Seit vielen Jahren lese ich fast täglich und der überwiegende Anteil meines Lesejahrs besteht aus Phantastik-Titeln. Ich habe nicht schon immer darauf geachtet, wer die Bücher geschrieben hat, die ich gern lese. Zwischendurch sind einige Autor*innen heraus gestochen und dann habe ich gezielt deren Werke gekauft, wie man das eben mit Lieblingsautor*innen so macht. Ansonsten habe ich Klappentexte gelesen oder mir etwas empfehlen lassen. Und so kam es, dass mein Bücherregal irgendwann aussah wie viele andere auch: Bücher von weißen, männlichen Autoren reihten sich aneinander. Das zu bemerken, hat etwas gedauert, aber vor ein paar Jahren kam die Eingebung: Cindy, achte doch mal mehr drauf, von wem du liest! Also fing ich an, meine Regale diverser zu gestalten: mehr Autorinnen, mehr queere Autor*innen, mehr Autor*innen of Color, mehr Schwarze Autor*innen.

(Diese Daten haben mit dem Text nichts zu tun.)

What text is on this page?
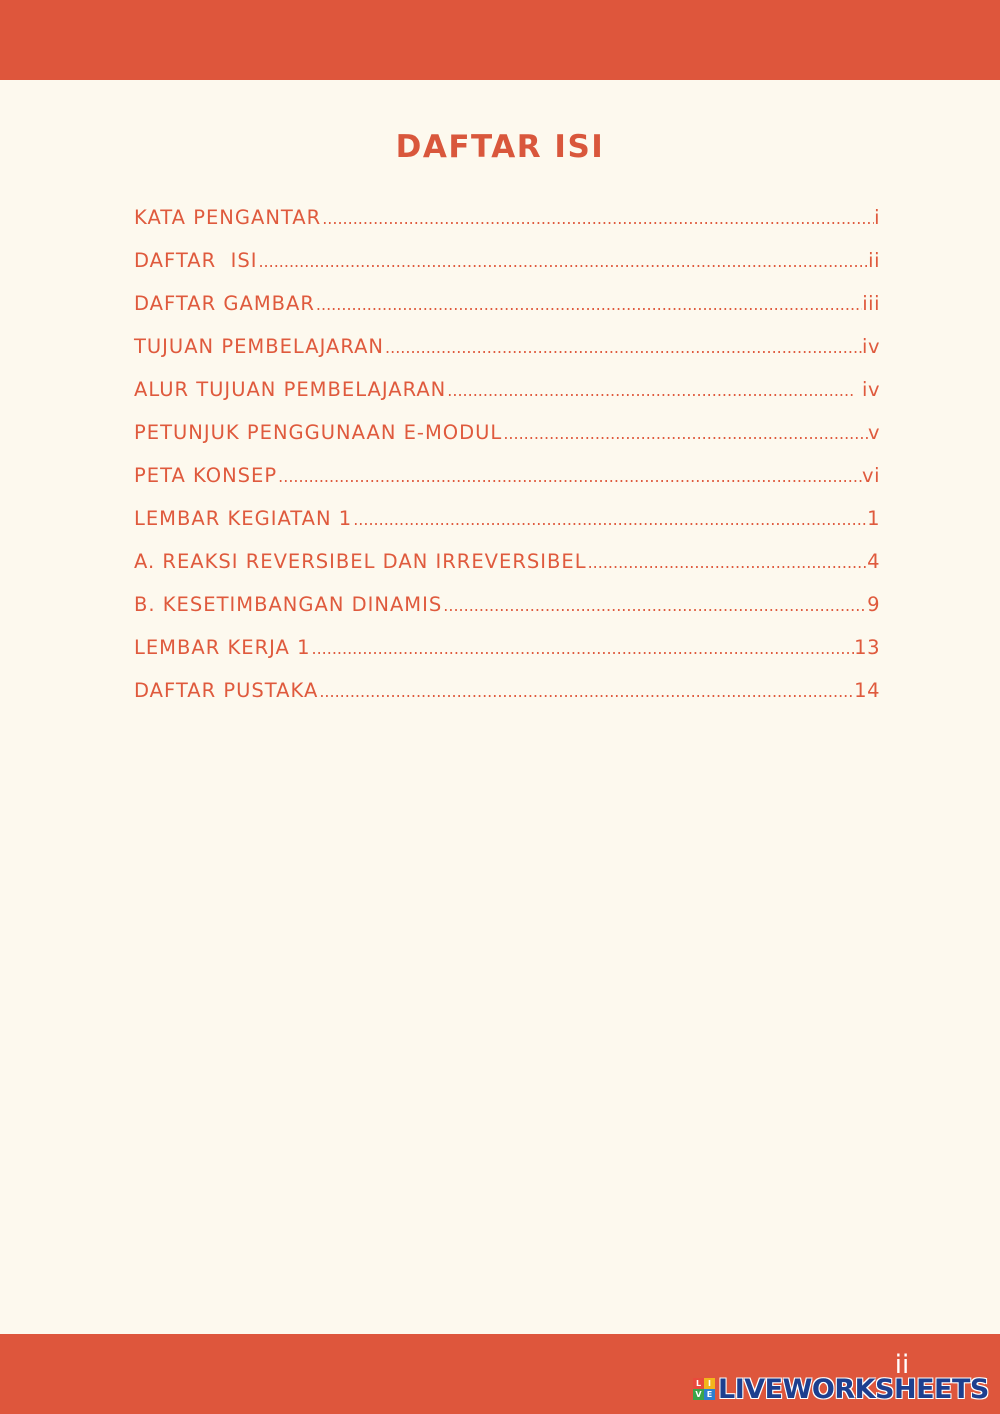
DAFTAR ISI
KATA PENGANTAR .....	i
DAFTAR  ISI .....	ii
DAFTAR GAMBAR .....	iii
TUJUAN PEMBELAJARAN .....	iv
ALUR TUJUAN PEMBELAJARAN .....	iv
PETUNJUK PENGGUNAAN E-MODUL .....	v
PETA KONSEP .....	vi
LEMBAR KEGIATAN 1 .....	1
A. REAKSI REVERSIBEL DAN IRREVERSIBEL .....	4
B. KESETIMBANGAN DINAMIS .....	9
LEMBAR KERJA 1 .....	13
DAFTAR PUSTAKA .....	14
ii
L I
V E LIVEWORKSHEETS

Seitdem ich gezielt darauf achte, habe ich einige wirklich tolle Romane gelesen und ich möchte euch heute zwei Werke aus der Phantastik vorstellen, die von Schwarzen Frauen geschrieben wurden. Children of Blood and Bone: Goldener Zorn von Tomi Adeyemi reiht sich in die Fantasy ein, Zerrissene Erde von N.K. Jemisin ist ein Science Fiction und Endzeit-Roman. Es freut mich, dass deutschsprachige Verlage immer mehr diverse Bücher verlegen und vieles davon auch übersetzen lassen, sodass Leser*innen hier die Chance bekommen, diese Werke zu lesen und andere Sichtweisen kennenzulernen.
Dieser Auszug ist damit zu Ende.